Sadly the minigame has nothing to do with papal responses to threats to the church’s power. Instead you control an emu that has to pick up worms and drop them in the tray at the bottom of the screen. Sounds simple enough, but unlike the other minigames where the controls were merely bad – too sticky, too floaty, too fussy – in Diet of Worms I had no idea what I was doing to make the emu move. You’d think it’d be as simple as up, down, left and right with fire to peck at the worms, but half the time the bird was wandering around aimlessly no matter how I tried to wrangle it into position. I think there might be a specific button on the keyboard that makes the emu head towards the tray, but I couldn’t tell you what that button is. As a result, I never managed to pick up more than two or three worms and my emu staggered across the field with the rubbery gait of a drunken farmer, making me the emu-based embarrassment of Europe.


Finally, there’s an obstacle race. The obstacles in question are walls, water-filled ditches and what look in the screenshots like holes in the floor. They’re not, they’re bouncing balls. The obstacle race seemingly exists solely to fulfil the mandatory joystick-waggling quota that all home computer multi-event games were beholden to. Waggle left and right to get your character moving, press fire to have them jump over obstacles. Except the balls, which you can’t jump over. Or avoid at all, as far as I could see. If they’re at just the right position when you reach them, sometimes you’ll run straight through them – but nine times out of ten they’re impossible to dodge. At first I thought this was just me being crap at the game, but the bottom half of the screen shows your computer-controlled opponent and they also couldn’t avoid the balls.

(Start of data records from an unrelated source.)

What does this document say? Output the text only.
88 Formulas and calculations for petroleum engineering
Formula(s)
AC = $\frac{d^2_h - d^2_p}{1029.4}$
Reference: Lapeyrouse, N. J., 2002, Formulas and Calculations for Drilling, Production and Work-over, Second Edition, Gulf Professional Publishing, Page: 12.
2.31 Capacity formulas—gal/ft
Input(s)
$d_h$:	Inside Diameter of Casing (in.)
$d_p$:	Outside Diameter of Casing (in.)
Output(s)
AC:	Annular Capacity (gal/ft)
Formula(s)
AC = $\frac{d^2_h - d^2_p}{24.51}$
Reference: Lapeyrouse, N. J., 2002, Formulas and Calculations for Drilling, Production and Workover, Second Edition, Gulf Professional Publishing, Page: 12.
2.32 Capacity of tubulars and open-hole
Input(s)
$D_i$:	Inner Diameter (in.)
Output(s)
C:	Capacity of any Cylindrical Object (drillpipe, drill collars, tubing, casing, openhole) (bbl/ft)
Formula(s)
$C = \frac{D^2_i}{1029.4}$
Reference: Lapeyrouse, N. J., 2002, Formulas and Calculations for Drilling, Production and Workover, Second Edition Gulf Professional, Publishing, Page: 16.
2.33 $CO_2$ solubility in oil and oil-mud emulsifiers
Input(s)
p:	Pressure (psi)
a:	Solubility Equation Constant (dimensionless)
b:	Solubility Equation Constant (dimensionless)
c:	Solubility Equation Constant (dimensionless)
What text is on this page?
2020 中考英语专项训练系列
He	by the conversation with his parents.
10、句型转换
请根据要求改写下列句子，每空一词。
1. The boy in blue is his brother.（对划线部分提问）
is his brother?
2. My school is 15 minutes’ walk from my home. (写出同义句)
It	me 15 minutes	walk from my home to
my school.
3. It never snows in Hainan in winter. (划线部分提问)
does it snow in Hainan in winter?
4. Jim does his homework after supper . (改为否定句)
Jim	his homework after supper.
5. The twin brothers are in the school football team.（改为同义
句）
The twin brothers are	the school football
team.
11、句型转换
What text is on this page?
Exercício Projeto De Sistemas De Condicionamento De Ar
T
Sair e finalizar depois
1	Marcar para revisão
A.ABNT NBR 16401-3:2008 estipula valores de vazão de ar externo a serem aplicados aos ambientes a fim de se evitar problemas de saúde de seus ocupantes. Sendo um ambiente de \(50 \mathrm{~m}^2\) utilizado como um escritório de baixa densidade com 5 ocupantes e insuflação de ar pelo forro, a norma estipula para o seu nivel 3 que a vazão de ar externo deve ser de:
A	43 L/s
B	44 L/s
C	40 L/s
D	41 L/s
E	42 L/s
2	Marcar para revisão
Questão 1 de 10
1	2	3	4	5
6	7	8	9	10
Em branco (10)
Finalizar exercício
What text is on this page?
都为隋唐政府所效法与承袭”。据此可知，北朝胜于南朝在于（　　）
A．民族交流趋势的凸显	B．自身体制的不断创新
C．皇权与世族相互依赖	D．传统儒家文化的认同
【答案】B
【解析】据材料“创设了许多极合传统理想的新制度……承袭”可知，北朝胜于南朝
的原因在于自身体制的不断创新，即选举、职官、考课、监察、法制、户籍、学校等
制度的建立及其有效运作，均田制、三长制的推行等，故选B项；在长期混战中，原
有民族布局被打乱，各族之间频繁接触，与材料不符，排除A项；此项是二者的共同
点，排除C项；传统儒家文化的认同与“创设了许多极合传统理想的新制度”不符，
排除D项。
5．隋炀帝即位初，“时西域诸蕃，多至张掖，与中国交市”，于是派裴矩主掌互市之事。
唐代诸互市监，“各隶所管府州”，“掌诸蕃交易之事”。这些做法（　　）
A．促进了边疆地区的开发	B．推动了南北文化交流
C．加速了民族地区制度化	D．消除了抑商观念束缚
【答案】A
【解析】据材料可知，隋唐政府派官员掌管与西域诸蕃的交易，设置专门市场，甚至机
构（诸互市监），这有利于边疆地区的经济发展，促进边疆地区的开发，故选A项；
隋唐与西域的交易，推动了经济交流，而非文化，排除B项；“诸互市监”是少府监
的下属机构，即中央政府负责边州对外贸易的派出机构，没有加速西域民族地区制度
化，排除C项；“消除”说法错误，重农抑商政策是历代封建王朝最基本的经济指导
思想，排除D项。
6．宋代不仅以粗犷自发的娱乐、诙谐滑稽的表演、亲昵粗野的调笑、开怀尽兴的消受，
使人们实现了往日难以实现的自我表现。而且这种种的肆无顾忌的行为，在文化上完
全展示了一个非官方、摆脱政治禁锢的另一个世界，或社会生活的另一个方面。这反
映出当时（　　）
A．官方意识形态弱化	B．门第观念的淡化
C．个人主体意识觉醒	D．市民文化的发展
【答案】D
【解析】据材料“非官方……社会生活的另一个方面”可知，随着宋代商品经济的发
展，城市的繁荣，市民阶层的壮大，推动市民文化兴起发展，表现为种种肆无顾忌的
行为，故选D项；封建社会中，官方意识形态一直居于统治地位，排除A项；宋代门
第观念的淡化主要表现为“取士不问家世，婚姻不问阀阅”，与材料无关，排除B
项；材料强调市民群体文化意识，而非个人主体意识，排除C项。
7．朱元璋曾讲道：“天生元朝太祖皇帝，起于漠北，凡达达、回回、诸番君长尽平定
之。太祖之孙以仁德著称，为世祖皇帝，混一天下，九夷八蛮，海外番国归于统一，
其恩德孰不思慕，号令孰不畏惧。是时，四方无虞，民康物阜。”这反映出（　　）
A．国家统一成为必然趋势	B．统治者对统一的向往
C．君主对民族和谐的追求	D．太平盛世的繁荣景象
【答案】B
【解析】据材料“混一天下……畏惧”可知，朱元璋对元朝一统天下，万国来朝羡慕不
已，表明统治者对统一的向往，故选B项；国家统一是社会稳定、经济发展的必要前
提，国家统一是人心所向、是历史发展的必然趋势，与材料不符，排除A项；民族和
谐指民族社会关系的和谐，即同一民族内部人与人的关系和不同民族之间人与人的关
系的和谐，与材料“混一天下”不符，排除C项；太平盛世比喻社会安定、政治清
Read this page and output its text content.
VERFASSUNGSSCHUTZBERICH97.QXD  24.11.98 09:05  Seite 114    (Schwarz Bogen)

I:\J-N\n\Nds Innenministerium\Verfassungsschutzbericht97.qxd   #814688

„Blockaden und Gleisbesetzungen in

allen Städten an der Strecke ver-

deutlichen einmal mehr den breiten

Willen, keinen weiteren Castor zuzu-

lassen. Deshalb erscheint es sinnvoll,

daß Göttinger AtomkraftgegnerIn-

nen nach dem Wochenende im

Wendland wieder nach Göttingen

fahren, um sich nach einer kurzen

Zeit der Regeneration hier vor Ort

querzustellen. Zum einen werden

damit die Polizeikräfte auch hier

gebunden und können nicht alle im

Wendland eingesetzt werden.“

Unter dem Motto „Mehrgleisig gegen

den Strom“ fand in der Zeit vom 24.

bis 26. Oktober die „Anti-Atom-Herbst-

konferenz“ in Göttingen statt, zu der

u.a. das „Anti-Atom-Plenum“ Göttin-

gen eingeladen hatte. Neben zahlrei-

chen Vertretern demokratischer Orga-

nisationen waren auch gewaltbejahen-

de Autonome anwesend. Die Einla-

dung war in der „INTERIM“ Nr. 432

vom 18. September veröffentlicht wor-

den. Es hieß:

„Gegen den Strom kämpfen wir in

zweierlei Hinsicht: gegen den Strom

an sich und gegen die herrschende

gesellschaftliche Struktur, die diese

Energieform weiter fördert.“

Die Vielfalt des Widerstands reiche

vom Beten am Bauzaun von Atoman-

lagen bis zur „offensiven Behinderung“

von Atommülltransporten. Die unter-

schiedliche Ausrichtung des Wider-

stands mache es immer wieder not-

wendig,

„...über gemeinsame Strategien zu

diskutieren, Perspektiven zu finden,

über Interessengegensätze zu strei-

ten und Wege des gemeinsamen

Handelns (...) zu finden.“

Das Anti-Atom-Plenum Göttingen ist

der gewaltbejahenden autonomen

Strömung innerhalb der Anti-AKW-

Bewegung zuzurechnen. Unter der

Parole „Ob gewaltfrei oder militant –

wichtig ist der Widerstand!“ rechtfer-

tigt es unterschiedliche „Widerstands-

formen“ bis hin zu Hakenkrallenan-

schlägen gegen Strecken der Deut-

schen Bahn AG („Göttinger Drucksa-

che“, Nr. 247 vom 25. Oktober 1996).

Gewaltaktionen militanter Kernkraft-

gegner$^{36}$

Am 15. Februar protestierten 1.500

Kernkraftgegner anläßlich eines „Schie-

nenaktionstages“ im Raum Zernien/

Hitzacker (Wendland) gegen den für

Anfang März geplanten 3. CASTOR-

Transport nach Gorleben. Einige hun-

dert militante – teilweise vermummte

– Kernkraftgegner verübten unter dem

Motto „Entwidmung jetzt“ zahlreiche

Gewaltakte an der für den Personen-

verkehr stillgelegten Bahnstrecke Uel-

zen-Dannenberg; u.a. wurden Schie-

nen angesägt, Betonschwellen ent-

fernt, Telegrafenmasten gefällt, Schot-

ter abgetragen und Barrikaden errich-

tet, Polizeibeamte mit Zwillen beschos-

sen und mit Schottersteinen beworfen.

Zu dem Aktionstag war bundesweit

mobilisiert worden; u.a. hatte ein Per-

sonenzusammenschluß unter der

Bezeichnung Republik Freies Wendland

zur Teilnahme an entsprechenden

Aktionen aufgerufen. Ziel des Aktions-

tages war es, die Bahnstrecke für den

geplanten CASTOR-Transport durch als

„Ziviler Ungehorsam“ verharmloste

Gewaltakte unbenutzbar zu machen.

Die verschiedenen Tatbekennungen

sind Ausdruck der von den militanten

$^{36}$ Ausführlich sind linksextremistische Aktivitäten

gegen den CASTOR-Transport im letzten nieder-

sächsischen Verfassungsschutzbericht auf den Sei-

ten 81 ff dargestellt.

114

All the events are complete, and I have come rock-bottom of the scoreboard. I know it looks like I’m at the top, but you can see I scored the lowest total points. The fact that the creators of this game didn’t or couldn’t program in a way of displaying the countries in order of their scores seems like a perfect encapsulation of It’s A Knockout’s level of ambition – a low level it doesn’t even manage to reach. Perhaps the Commodore 64 or Amstrad versions are more palatable; they certainly look a lot better, and I can’t imagine they play any worse. This is just a terrible product from top to bottom. You’re constantly fighting against the controls, (if you can even figure them out,) the games themselves have all the depth of a gnat’s thimble and the graphics are somehow outperformed by a Game & Watch. At least the title’s accurate: playing It’s A Knockout has roughly the same effect as huffing a chloroform-soaked rag.